Many other countries have kept some relationship with Cuba over the years, especially since the collapse of Russia in 1990.

Russia had been one of the prime supporters of Cuba throughout the years.

But other countries have also been doing business and commerce with the Cuban government.

That is one reason why we can buy Cuban cigars in places around the world, including, I can attest to, a tobacco store located in the very center of downtown Copenhagen, Denmark.

We are just not supposed to bring any of these cigars back into the U.S. Which of course, I have never done (wink, wink, nudge, nudge).

The truth of the matter is, there are fine cigars grown in Honduras or the Dominican Republic, using Cuban tobacco seeds, that are just as good as an actual Cuban.

But, it is the mystique of the Cuban cigar.
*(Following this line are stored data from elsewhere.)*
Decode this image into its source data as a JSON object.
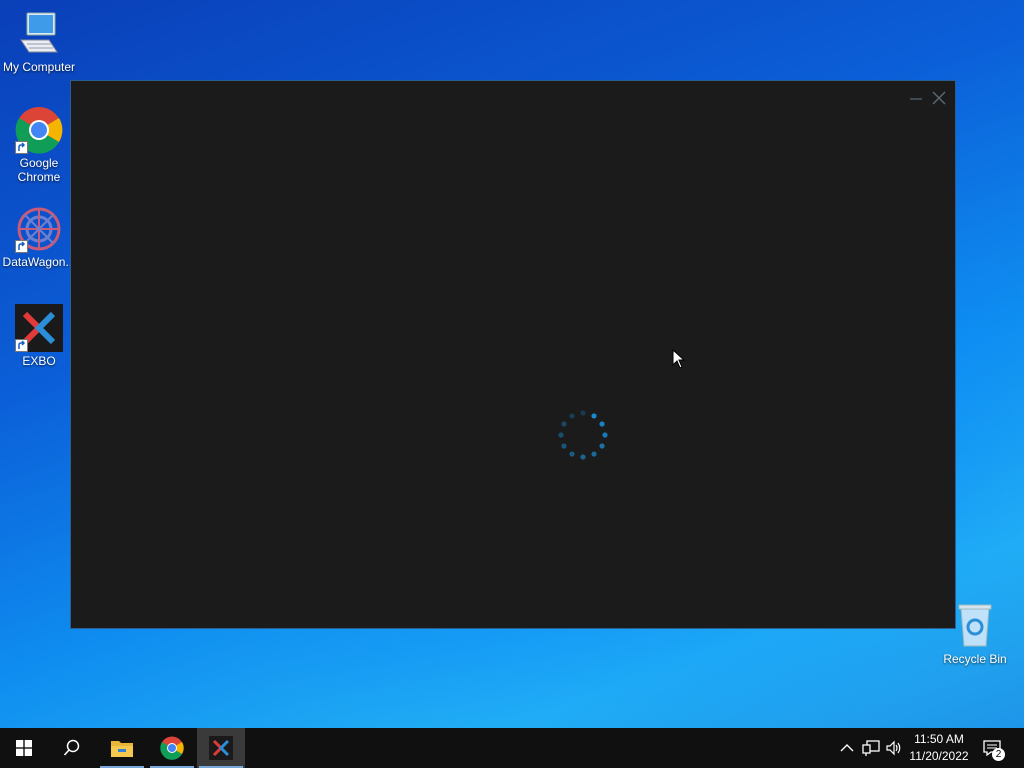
{
  "desktop": {
    "icons": [
      {
        "label": "My Computer",
        "icon": "computer-icon"
      },
      {
        "label": "Google\nChrome",
        "icon": "chrome-icon"
      },
      {
        "label": "DataWagon...",
        "icon": "datawagon-icon"
      },
      {
        "label": "EXBO",
        "icon": "exbo-icon"
      },
      {
        "label": "Recycle Bin",
        "icon": "recycle-bin-icon"
      }
    ]
  },
  "app_window": {
    "state": "loading",
    "minimize_icon": "minimize-icon",
    "close_icon": "close-icon",
    "spinner_color": "#1a8fd8"
  },
  "taskbar": {
    "start_icon": "windows-start-icon",
    "search_icon": "search-icon",
    "pinned": [
      "file-explorer-icon",
      "chrome-icon",
      "exbo-icon"
    ],
    "clock": {
      "time": "11:50 AM",
      "date": "11/20/2022"
    },
    "notification_count": "2"
  },
  "colors": {
    "window_bg": "#1b1b1b",
    "window_border": "#2b5e92",
    "taskbar_bg": "#101010"
  }
}
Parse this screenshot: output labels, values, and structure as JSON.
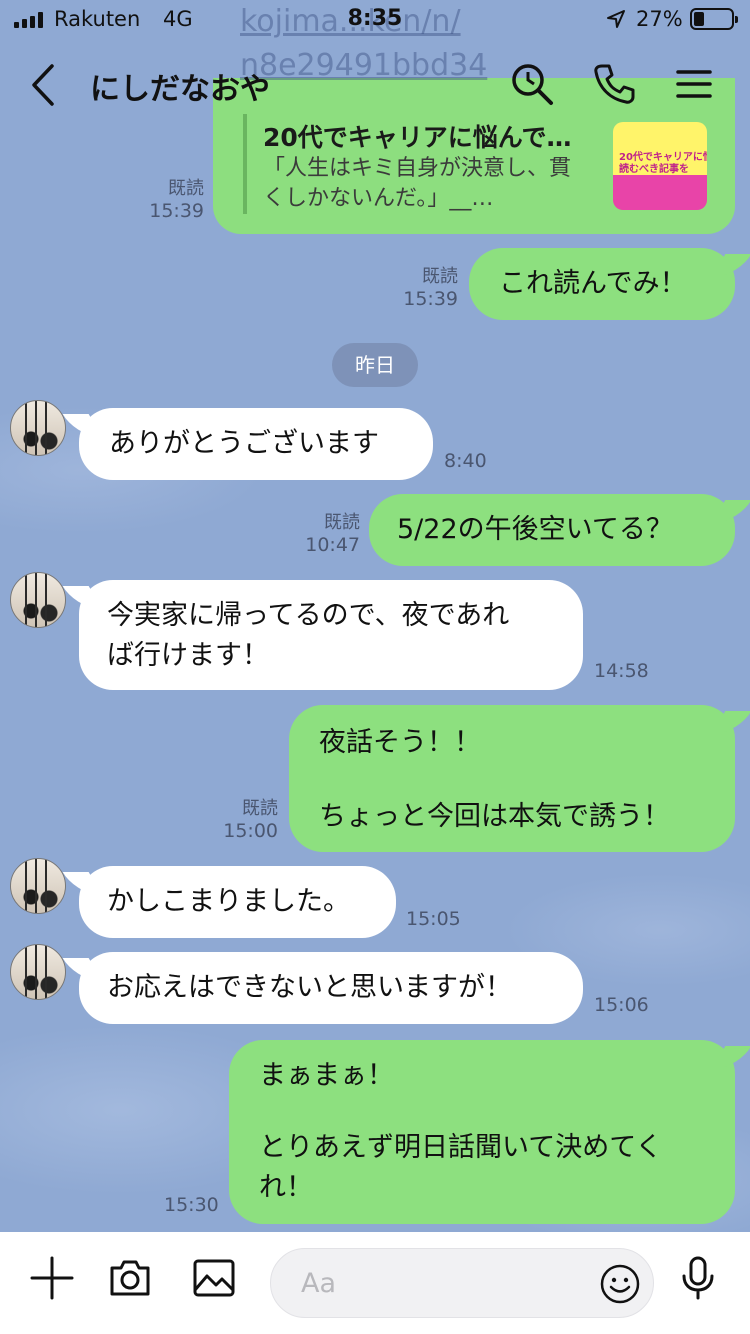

It is the reputation that they have.

Plus, it is the fact that we are not allowed to have them.

It is the old "forbidden fruit" syndrome. I want what I cannot have.

Now it appears we may soon be able to buy a Cuban cigar in America, legally. Or go on vacation to Cuba, visit Havana, sit on one of their beautiful beaches, sipping a little Cuban rum.

Who would have ever thought that was going to happen?

And maybe all of this will mean a better life for the Cuban people, who have suffered an awful lot over the years. Conditions were so bad there that many have fled the country over the years.

Cuba is still a communist/socialist nation, where the government owns and operates nearly everything. It has only been in the past couple of years that Cubans could even own their homes.

Maybe things are finally changing, after 50 years of virtually no change at all.

I guess we will all just have to wait and see what happens next.